President Trump’s chief economic advisor, Gary Cohn, tendered his resignation from the White House on Tuesday, leading the Dow Jones to plummet by roughly 189 points after its already-bearish opening of 300 points down. However, adverse market shifts like this are not uncommon anymore; any news – whether economic or political – can carry drastic changes to markets, often giving investors reason to panic. Ray Dalio and Warren Buffett – two of Wall Street’s most prominent investors – agree that in conditions like this, nothing works better than keeping calm and composed.

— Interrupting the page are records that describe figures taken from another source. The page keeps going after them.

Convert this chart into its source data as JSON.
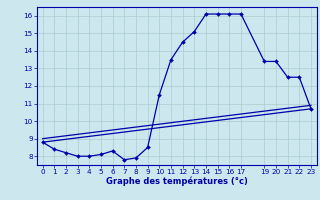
{
  "xlabel": "Graphe des températures (°c)",
  "background_color": "#cce8ee",
  "grid_color": "#aacccc",
  "line_color": "#0000aa",
  "xlim": [
    -0.5,
    23.5
  ],
  "ylim": [
    7.5,
    16.5
  ],
  "yticks": [
    8,
    9,
    10,
    11,
    12,
    13,
    14,
    15,
    16
  ],
  "xticks": [
    0,
    1,
    2,
    3,
    4,
    5,
    6,
    7,
    8,
    9,
    10,
    11,
    12,
    13,
    14,
    15,
    16,
    17,
    19,
    20,
    21,
    22,
    23
  ],
  "line1_x": [
    0,
    1,
    2,
    3,
    4,
    5,
    6,
    7,
    8,
    9,
    10,
    11,
    12,
    13,
    14,
    15,
    16,
    17,
    19,
    20,
    21,
    22,
    23
  ],
  "line1_y": [
    8.8,
    8.4,
    8.2,
    8.0,
    8.0,
    8.1,
    8.3,
    7.8,
    7.9,
    8.5,
    11.5,
    13.5,
    14.5,
    15.1,
    16.1,
    16.1,
    16.1,
    16.1,
    13.4,
    13.4,
    12.5,
    12.5,
    10.7
  ],
  "line2_x": [
    0,
    23
  ],
  "line2_y": [
    9.0,
    10.9
  ],
  "line3_x": [
    0,
    23
  ],
  "line3_y": [
    8.8,
    10.7
  ],
  "xlabel_fontsize": 6.0,
  "tick_fontsize": 5.2
}
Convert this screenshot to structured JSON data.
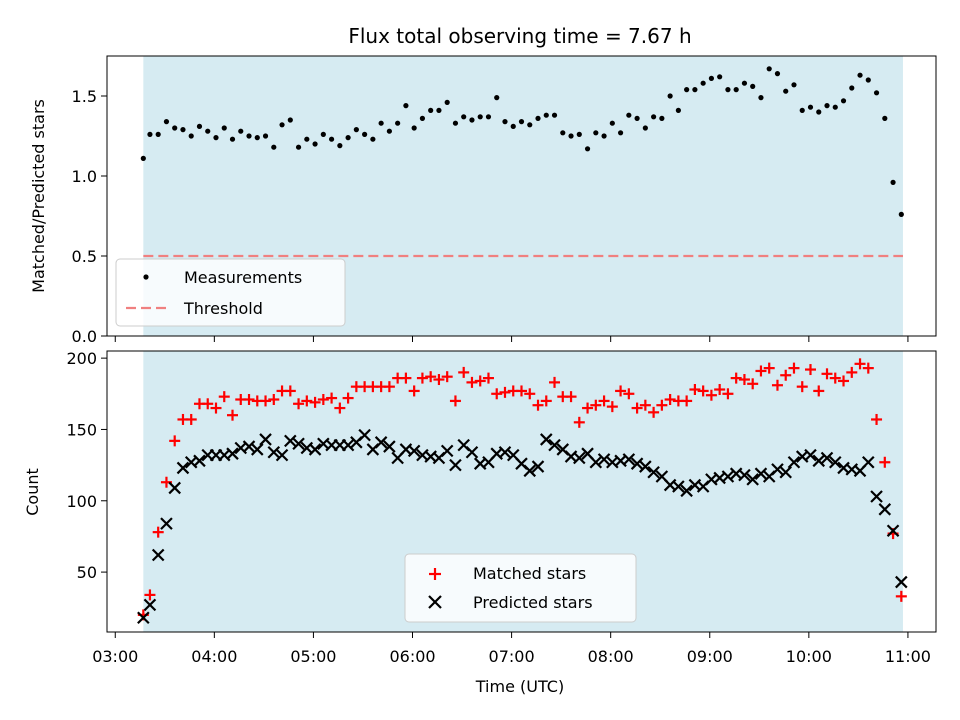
{
  "chart_data": [
    {
      "type": "scatter",
      "title": "Flux total observing time = 7.67 h",
      "xlabel": "",
      "ylabel": "Matched/Predicted stars",
      "ylim": [
        0,
        1.75
      ],
      "yticks": [
        "0.0",
        "0.5",
        "1.0",
        "1.5"
      ],
      "yticks_values": [
        0,
        0.5,
        1.0,
        1.5
      ],
      "observing_window": [
        "03:17",
        "10:57"
      ],
      "threshold": 0.5,
      "legend": {
        "placement": "lower-left",
        "entries": [
          "Measurements",
          "Threshold"
        ]
      },
      "series": [
        {
          "name": "Measurements",
          "color": "#000000",
          "marker": "dot",
          "x": [
            "03:17",
            "03:21",
            "03:26",
            "03:31",
            "03:36",
            "03:41",
            "03:46",
            "03:51",
            "03:56",
            "04:01",
            "04:06",
            "04:11",
            "04:16",
            "04:21",
            "04:26",
            "04:31",
            "04:36",
            "04:41",
            "04:46",
            "04:51",
            "04:56",
            "05:01",
            "05:06",
            "05:11",
            "05:16",
            "05:21",
            "05:26",
            "05:31",
            "05:36",
            "05:41",
            "05:46",
            "05:51",
            "05:56",
            "06:01",
            "06:06",
            "06:11",
            "06:16",
            "06:21",
            "06:26",
            "06:31",
            "06:36",
            "06:41",
            "06:46",
            "06:51",
            "06:56",
            "07:01",
            "07:06",
            "07:11",
            "07:16",
            "07:21",
            "07:26",
            "07:31",
            "07:36",
            "07:41",
            "07:46",
            "07:51",
            "07:56",
            "08:01",
            "08:06",
            "08:11",
            "08:16",
            "08:21",
            "08:26",
            "08:31",
            "08:36",
            "08:41",
            "08:46",
            "08:51",
            "08:56",
            "09:01",
            "09:06",
            "09:11",
            "09:16",
            "09:21",
            "09:26",
            "09:31",
            "09:36",
            "09:41",
            "09:46",
            "09:51",
            "09:56",
            "10:01",
            "10:06",
            "10:11",
            "10:16",
            "10:21",
            "10:26",
            "10:31",
            "10:36",
            "10:41",
            "10:46",
            "10:51",
            "10:56"
          ],
          "y": [
            1.11,
            1.26,
            1.26,
            1.34,
            1.3,
            1.29,
            1.25,
            1.31,
            1.28,
            1.24,
            1.3,
            1.23,
            1.28,
            1.25,
            1.24,
            1.25,
            1.18,
            1.32,
            1.35,
            1.18,
            1.23,
            1.2,
            1.26,
            1.23,
            1.19,
            1.24,
            1.29,
            1.26,
            1.23,
            1.33,
            1.28,
            1.33,
            1.44,
            1.3,
            1.36,
            1.41,
            1.41,
            1.46,
            1.33,
            1.37,
            1.35,
            1.37,
            1.37,
            1.49,
            1.34,
            1.31,
            1.34,
            1.32,
            1.36,
            1.38,
            1.38,
            1.27,
            1.25,
            1.26,
            1.17,
            1.27,
            1.25,
            1.33,
            1.27,
            1.38,
            1.36,
            1.3,
            1.37,
            1.36,
            1.5,
            1.41,
            1.54,
            1.54,
            1.58,
            1.61,
            1.62,
            1.54,
            1.54,
            1.58,
            1.56,
            1.49,
            1.67,
            1.64,
            1.53,
            1.57,
            1.41,
            1.43,
            1.4,
            1.44,
            1.43,
            1.47,
            1.55,
            1.63,
            1.6,
            1.52,
            1.36,
            0.96,
            0.76
          ]
        }
      ]
    },
    {
      "type": "scatter",
      "title": "",
      "xlabel": "Time (UTC)",
      "ylabel": "Count",
      "ylim": [
        8,
        205
      ],
      "yticks": [
        "50",
        "100",
        "150",
        "200"
      ],
      "yticks_values": [
        50,
        100,
        150,
        200
      ],
      "xlim": [
        "02:55",
        "11:17"
      ],
      "xticks": [
        "03:00",
        "04:00",
        "05:00",
        "06:00",
        "07:00",
        "08:00",
        "09:00",
        "10:00",
        "11:00"
      ],
      "observing_window": [
        "03:17",
        "10:57"
      ],
      "legend": {
        "placement": "lower-center",
        "entries": [
          "Matched stars",
          "Predicted stars"
        ]
      },
      "series": [
        {
          "name": "Matched stars",
          "color": "#ff0000",
          "marker": "plus",
          "x": [
            "03:17",
            "03:21",
            "03:26",
            "03:31",
            "03:36",
            "03:41",
            "03:46",
            "03:51",
            "03:56",
            "04:01",
            "04:06",
            "04:11",
            "04:16",
            "04:21",
            "04:26",
            "04:31",
            "04:36",
            "04:41",
            "04:46",
            "04:51",
            "04:56",
            "05:01",
            "05:06",
            "05:11",
            "05:16",
            "05:21",
            "05:26",
            "05:31",
            "05:36",
            "05:41",
            "05:46",
            "05:51",
            "05:56",
            "06:01",
            "06:06",
            "06:11",
            "06:16",
            "06:21",
            "06:26",
            "06:31",
            "06:36",
            "06:41",
            "06:46",
            "06:51",
            "06:56",
            "07:01",
            "07:06",
            "07:11",
            "07:16",
            "07:21",
            "07:26",
            "07:31",
            "07:36",
            "07:41",
            "07:46",
            "07:51",
            "07:56",
            "08:01",
            "08:06",
            "08:11",
            "08:16",
            "08:21",
            "08:26",
            "08:31",
            "08:36",
            "08:41",
            "08:46",
            "08:51",
            "08:56",
            "09:01",
            "09:06",
            "09:11",
            "09:16",
            "09:21",
            "09:26",
            "09:31",
            "09:36",
            "09:41",
            "09:46",
            "09:51",
            "09:56",
            "10:01",
            "10:06",
            "10:11",
            "10:16",
            "10:21",
            "10:26",
            "10:31",
            "10:36",
            "10:41",
            "10:46",
            "10:51",
            "10:56"
          ],
          "y": [
            20,
            34,
            78,
            113,
            142,
            157,
            157,
            168,
            168,
            165,
            173,
            160,
            171,
            171,
            170,
            170,
            171,
            177,
            177,
            168,
            170,
            169,
            171,
            172,
            165,
            172,
            180,
            180,
            180,
            180,
            180,
            186,
            186,
            177,
            186,
            187,
            185,
            187,
            170,
            190,
            183,
            184,
            186,
            175,
            176,
            177,
            177,
            175,
            167,
            170,
            183,
            173,
            173,
            155,
            165,
            167,
            170,
            166,
            177,
            175,
            165,
            167,
            162,
            167,
            171,
            170,
            170,
            178,
            177,
            174,
            178,
            175,
            186,
            185,
            182,
            191,
            193,
            181,
            188,
            193,
            180,
            192,
            177,
            189,
            186,
            184,
            190,
            196,
            193,
            157,
            127,
            77,
            33
          ]
        },
        {
          "name": "Predicted stars",
          "color": "#000000",
          "marker": "x",
          "x": [
            "03:17",
            "03:21",
            "03:26",
            "03:31",
            "03:36",
            "03:41",
            "03:46",
            "03:51",
            "03:56",
            "04:01",
            "04:06",
            "04:11",
            "04:16",
            "04:21",
            "04:26",
            "04:31",
            "04:36",
            "04:41",
            "04:46",
            "04:51",
            "04:56",
            "05:01",
            "05:06",
            "05:11",
            "05:16",
            "05:21",
            "05:26",
            "05:31",
            "05:36",
            "05:41",
            "05:46",
            "05:51",
            "05:56",
            "06:01",
            "06:06",
            "06:11",
            "06:16",
            "06:21",
            "06:26",
            "06:31",
            "06:36",
            "06:41",
            "06:46",
            "06:51",
            "06:56",
            "07:01",
            "07:06",
            "07:11",
            "07:16",
            "07:21",
            "07:26",
            "07:31",
            "07:36",
            "07:41",
            "07:46",
            "07:51",
            "07:56",
            "08:01",
            "08:06",
            "08:11",
            "08:16",
            "08:21",
            "08:26",
            "08:31",
            "08:36",
            "08:41",
            "08:46",
            "08:51",
            "08:56",
            "09:01",
            "09:06",
            "09:11",
            "09:16",
            "09:21",
            "09:26",
            "09:31",
            "09:36",
            "09:41",
            "09:46",
            "09:51",
            "09:56",
            "10:01",
            "10:06",
            "10:11",
            "10:16",
            "10:21",
            "10:26",
            "10:31",
            "10:36",
            "10:41",
            "10:46",
            "10:51",
            "10:56"
          ],
          "y": [
            18,
            27,
            62,
            84,
            109,
            123,
            127,
            128,
            132,
            132,
            132,
            133,
            137,
            138,
            136,
            143,
            134,
            132,
            142,
            140,
            137,
            136,
            140,
            139,
            139,
            139,
            141,
            146,
            136,
            141,
            138,
            130,
            136,
            135,
            132,
            131,
            130,
            135,
            125,
            139,
            134,
            126,
            127,
            133,
            134,
            132,
            126,
            121,
            124,
            143,
            139,
            136,
            131,
            130,
            133,
            127,
            129,
            127,
            128,
            129,
            126,
            124,
            120,
            117,
            111,
            110,
            107,
            111,
            110,
            115,
            116,
            117,
            119,
            118,
            115,
            119,
            117,
            122,
            120,
            127,
            131,
            132,
            128,
            130,
            127,
            123,
            122,
            121,
            127,
            103,
            94,
            79,
            43
          ]
        }
      ]
    }
  ]
}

Warren Buffett, CEO of Berkshire Hathaway, accentuated that having the patience to make long-term investments is integral in receiving a high return, and stated that cash is made in markets by contributing and by owning viable, sustainable organizations for a long period of time. He believes:
“Try not to watch the market intently. In the event that they’re attempting to purchase and offer stocks, and stress when they go down a smidgen … and figure they ought to possibly offer them when they go up, they’re not going to have great outcomes.”
Ray Dalio, the founder of Bridgewater Associates, is a notable hedge fund manager and author on Wall Street, worth an estimated $14.6 billion. Dalio agrees that in times like this, the least sound strategy is giving into your fears. It can be enticing to sell when the market begins to drop, but Dalio suggests resisting this temptation and looking at the situation objectively and over a longer term. He asserts:
“You’ve got to do the opposite. It’s when you’re not scared you probably want to sell, and when you are scared, you probably want to buy.”
Both figures would agree that the objective isn’t to anticipate the direction of the markets in the future, but to learn to stay calm and capitalize on the opportunities presented today.
“Though markets are generally rational, they occasionally do crazy things, seizing the opportunities then offered does not require great intelligence, a degree in economics or a familiarity with Wall Street jargon such as alpha and beta.”